Do you feel like your digital life has been eclipsed by your own preferences? That you keep going in circles with the same people, same kinds of movie recommendations, same ads and same controversies? Or vice versa, does it seem like your old friends have been swooped up by aliens and transferred to an alternative reality? This could be because these platforms have been designed with the belief that personalizing everything is the best way to reel you in for as long as possible. Movies like The Social Dilemma and The Great Hack portray a chilling reality where the slot machines in our pockets predict our weaknesses and addictions so our attention can be sold to the highest bidder. Where the algorithms lead us into digital booby traps of misinformation and distorted ideas about reality in the pursuit of profit.
These movies are good at exposing the power of algorithms and the companies that use them, but they don’t really explain the models themselves, which may lead the viewers to think that recommender systems are a one-trick pony.
In this article I will try to explain the types of algorithms that cause these filter bubbles, how they are currently optimized and what this has to do with – the universe. In my next piece I’ll cover why the current iteration of recommender systems might reach a point of diminishing returns and how the algorithms might be optimized in the future to benefit all stakeholders. Yes, a win-win solution!
If you buy diapers you might want to buy – beer?
In 1992 a business manager for a retail chain analyzed point-of-sales data and found an odd correlation between the sale of diapers and beer. This was such an unusual product combination that the beer-diaper parable later became hugely influential for developing more targeted marketing approaches. If you can discover apparently idiosyncratic human behavior in unstructured data, you can suggest unique product combinations that the users may not even realize they desire.

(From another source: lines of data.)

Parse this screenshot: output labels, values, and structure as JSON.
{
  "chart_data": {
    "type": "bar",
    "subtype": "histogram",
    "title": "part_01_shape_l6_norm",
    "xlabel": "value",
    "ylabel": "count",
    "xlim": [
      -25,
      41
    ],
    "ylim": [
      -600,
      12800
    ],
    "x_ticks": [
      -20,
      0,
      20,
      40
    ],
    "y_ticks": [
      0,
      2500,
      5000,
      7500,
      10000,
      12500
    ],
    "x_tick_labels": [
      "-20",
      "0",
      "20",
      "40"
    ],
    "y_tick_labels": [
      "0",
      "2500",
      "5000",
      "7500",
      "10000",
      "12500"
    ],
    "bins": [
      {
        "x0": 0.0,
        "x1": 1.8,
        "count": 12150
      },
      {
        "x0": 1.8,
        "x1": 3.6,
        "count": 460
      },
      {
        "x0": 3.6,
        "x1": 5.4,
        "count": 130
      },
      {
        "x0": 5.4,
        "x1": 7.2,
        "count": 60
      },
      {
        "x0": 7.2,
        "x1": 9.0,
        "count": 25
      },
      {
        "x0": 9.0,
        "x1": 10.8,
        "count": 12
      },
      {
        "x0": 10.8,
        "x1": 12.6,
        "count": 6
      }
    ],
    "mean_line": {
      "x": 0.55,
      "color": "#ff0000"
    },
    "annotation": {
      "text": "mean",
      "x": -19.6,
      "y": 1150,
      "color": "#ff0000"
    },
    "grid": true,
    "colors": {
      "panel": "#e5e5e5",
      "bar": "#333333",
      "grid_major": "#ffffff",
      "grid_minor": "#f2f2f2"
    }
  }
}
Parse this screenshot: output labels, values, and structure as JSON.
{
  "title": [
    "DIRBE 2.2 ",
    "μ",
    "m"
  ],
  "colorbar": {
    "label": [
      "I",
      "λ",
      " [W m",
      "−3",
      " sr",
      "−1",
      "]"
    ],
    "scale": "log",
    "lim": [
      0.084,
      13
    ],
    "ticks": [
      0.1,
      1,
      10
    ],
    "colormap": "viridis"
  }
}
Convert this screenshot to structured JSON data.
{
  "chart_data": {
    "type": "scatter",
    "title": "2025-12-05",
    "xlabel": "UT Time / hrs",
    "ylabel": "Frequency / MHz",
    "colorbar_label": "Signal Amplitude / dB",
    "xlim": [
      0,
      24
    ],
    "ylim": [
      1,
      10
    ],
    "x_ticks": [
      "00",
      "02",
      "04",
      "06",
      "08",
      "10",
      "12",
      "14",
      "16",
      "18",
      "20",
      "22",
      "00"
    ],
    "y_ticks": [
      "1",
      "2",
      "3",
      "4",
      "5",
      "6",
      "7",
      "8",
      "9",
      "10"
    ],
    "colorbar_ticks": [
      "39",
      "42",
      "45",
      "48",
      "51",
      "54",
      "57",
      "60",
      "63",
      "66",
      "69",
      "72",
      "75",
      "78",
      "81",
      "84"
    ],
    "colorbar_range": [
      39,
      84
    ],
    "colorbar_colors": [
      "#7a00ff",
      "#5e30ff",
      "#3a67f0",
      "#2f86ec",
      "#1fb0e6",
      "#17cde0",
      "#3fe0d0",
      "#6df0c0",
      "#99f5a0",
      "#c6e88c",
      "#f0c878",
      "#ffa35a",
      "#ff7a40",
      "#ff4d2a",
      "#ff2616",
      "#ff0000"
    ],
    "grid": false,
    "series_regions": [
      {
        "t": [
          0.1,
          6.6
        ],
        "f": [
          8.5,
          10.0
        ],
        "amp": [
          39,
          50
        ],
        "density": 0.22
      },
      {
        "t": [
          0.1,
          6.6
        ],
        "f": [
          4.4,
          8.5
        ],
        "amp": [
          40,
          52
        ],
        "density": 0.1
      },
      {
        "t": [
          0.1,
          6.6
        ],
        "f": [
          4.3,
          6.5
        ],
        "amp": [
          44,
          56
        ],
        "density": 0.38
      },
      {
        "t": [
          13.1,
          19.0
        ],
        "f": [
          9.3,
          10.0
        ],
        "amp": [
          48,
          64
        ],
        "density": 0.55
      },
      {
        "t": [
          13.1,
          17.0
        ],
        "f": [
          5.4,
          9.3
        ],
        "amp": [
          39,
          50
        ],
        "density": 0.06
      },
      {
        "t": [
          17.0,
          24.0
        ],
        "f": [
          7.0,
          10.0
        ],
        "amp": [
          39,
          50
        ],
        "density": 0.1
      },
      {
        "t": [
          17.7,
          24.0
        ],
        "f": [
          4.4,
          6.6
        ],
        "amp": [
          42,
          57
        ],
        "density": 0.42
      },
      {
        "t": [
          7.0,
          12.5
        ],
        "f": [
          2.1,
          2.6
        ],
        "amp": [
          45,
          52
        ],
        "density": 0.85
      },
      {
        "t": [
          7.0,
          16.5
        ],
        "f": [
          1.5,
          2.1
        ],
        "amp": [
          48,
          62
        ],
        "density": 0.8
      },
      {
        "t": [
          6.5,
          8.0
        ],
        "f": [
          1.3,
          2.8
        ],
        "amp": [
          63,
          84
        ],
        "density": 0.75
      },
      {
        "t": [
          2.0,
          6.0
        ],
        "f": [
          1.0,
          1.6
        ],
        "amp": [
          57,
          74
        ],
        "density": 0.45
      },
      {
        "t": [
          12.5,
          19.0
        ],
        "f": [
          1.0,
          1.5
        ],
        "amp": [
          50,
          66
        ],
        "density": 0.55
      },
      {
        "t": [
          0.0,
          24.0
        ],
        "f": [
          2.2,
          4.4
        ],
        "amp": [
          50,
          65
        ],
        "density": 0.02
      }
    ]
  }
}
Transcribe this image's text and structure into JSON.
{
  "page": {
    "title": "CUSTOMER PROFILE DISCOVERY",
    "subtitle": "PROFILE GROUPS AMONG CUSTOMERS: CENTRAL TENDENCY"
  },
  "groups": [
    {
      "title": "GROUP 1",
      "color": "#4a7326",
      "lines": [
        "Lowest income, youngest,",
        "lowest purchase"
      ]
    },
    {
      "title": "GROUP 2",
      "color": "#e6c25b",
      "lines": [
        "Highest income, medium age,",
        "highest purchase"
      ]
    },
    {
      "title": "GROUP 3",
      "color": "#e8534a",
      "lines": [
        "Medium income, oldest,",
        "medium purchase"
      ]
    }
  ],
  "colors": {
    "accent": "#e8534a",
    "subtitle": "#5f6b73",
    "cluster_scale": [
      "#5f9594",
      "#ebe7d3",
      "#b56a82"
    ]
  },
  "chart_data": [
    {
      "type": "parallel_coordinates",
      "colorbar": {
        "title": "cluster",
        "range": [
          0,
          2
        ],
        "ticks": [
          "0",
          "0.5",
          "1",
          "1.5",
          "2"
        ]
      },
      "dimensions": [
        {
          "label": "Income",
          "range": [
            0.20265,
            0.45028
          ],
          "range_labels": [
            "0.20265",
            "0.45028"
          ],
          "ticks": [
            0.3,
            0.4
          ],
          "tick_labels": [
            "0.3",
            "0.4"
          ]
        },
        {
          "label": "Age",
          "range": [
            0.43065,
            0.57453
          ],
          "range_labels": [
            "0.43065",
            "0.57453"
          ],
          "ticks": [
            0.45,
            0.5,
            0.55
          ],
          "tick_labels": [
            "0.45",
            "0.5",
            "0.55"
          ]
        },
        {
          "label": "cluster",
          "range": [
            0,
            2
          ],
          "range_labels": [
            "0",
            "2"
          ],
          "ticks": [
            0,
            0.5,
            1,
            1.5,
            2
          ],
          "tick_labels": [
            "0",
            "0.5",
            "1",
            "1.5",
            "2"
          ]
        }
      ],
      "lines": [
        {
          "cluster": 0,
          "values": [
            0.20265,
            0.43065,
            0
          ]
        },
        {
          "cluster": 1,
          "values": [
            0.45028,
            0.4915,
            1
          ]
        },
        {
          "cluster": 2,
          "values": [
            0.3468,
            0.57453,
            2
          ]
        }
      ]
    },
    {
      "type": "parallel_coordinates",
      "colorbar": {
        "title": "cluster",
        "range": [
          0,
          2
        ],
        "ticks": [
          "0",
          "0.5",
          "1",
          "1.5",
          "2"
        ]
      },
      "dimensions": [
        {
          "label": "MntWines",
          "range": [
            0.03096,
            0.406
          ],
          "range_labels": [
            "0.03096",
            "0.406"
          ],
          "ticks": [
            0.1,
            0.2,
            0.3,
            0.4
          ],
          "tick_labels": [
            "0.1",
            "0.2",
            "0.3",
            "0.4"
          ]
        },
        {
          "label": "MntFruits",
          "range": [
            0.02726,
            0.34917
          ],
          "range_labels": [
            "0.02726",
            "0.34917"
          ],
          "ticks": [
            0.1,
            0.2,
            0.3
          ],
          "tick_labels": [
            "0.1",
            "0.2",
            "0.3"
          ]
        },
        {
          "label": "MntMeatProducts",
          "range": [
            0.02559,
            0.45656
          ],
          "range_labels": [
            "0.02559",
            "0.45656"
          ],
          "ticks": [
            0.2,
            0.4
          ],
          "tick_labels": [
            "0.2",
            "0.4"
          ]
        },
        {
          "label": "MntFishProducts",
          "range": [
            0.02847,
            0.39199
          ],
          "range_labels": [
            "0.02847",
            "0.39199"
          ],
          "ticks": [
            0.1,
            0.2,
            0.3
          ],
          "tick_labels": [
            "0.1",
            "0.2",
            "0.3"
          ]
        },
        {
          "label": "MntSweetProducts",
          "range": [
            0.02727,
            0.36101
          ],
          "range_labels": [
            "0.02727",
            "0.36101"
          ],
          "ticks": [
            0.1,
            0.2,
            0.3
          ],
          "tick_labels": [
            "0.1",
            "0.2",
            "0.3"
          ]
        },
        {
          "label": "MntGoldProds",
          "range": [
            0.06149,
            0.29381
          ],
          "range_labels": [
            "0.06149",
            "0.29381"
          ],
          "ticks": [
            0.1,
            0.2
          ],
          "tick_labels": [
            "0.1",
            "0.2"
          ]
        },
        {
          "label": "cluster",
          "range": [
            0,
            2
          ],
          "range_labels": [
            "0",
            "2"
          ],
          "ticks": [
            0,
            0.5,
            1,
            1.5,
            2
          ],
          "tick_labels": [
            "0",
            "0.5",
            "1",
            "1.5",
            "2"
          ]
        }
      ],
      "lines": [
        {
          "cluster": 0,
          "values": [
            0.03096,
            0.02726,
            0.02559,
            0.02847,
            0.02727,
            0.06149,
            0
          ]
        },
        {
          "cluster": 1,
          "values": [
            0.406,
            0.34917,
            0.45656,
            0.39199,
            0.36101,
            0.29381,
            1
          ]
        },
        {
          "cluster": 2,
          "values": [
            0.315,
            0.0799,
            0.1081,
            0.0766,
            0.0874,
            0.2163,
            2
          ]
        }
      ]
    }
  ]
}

Cue modern recommender systems
Almost 30 years later recommender systems based on these principles have become so powerful that they can affect the outcome of national elections or turn firms with few physical assets into trillion dollar companies. Association rules, matrix factorization and data driven clustering techniques can do what traditional sociological segmentation methods never could. They go beyond our preconceived ideas of what a typical target customer looks like and predict what a user is likely to want next.
So how do these systems work?
Take your protein pills and put your helmet on
During a Zoom conversation with fellow futurists and University of Houston alumni Lee Shupp and Jim Lee the subject of recommender systems came up. This is when a comparison to the expanding universe was made, and I thought this was such an interesting analogy that I decided to write this piece. Like celestial objects floating in space, we are the coordinates of our preferences moving around in a digital universe, each with unique temporary positions based on where we came from and where the algorithms think we should be going. Given the pull of our individual trajectories, our distance to other masses is growing and we’re finding ourselves increasingly disconnected from others. As we drift further into space we might be pulled into the gravitational field of black holes, making it difficult, if not impossible to return to our home galaxy.
Recommender systems are based on a similar logic. In order to predict your preferences you are placed in a vector space with coordinates that reflect your past behaviors or people the algorithms think look like you. These approaches are called collaborative filtering and content based filtering. Algorithms parse through a ton of unstructured data to predict your likely interests. It will then minimize the Euclidean distance between you and other users by giving you a similarity score. You now have a unique position in the preference universe based on your past behavior and proximity to others who are like you. So if you’re a middle aged guy in Wyoming who really digs Marvel movies, the algorithms might suggest similar movies and merch based on digital footprints left by you and by other people in the Marvel fanbase. Your interests may be paired with users in Georgia or Maine, but since you’re above the median age of similar users, it might skip promoting Disney or Hasbro products to you. Unless the algos figured out that you’re also a Brony, of course.
The effect of this dynamic is rising homogeneity between users who are being compared with one another and who can be placed in the same cluster, and less overlap between items or individuals in other clusters. Translated to normal speak it means that algorithms are currently optimized to look at a variety of our past user data, place us on a map, and pair us with other videos/ songs/ movies/ influencers/ people/ things/ information/ political parties/ religions/ cults/ whatever else that represents the shortest distance between where we are now and the objects we are clustered with. Since a cluster mean, or centroid, is defined only by the data points that make up each cluster, or filter bubble, there’s no universal gravity center or anchor outside of the individual cluster that will prevent it from drifting off into the outermost corner of the coordinate system.
So in data science and in astrophysics, while clusters will pull objects closer to their core, like the gravitational force of masses in a solar system, there’s nothing to prevent us from drifting light years apart. Or into a massive black hole. Perhaps this explains the rise of polarization and conspiracy theories in recent years?
A new kind of system?
Currently there are a few hacks you can use as a user to outsmart the algorithms, but the more important question is whether the platforms themselves will start to change how they work. In my next piece I will discuss why I think this is likely to happen and some optimization strategies that might be used to create better recommendation systems in the future.
Disclaimer: The views expressed here are Anne Boysen’s alone and do not necessarily reflect the views of Futurist.com, other Think Tank members, her employer, organizations affiliated with her employer, past nor current clients and customers I have worked with. All content shared is available to the public.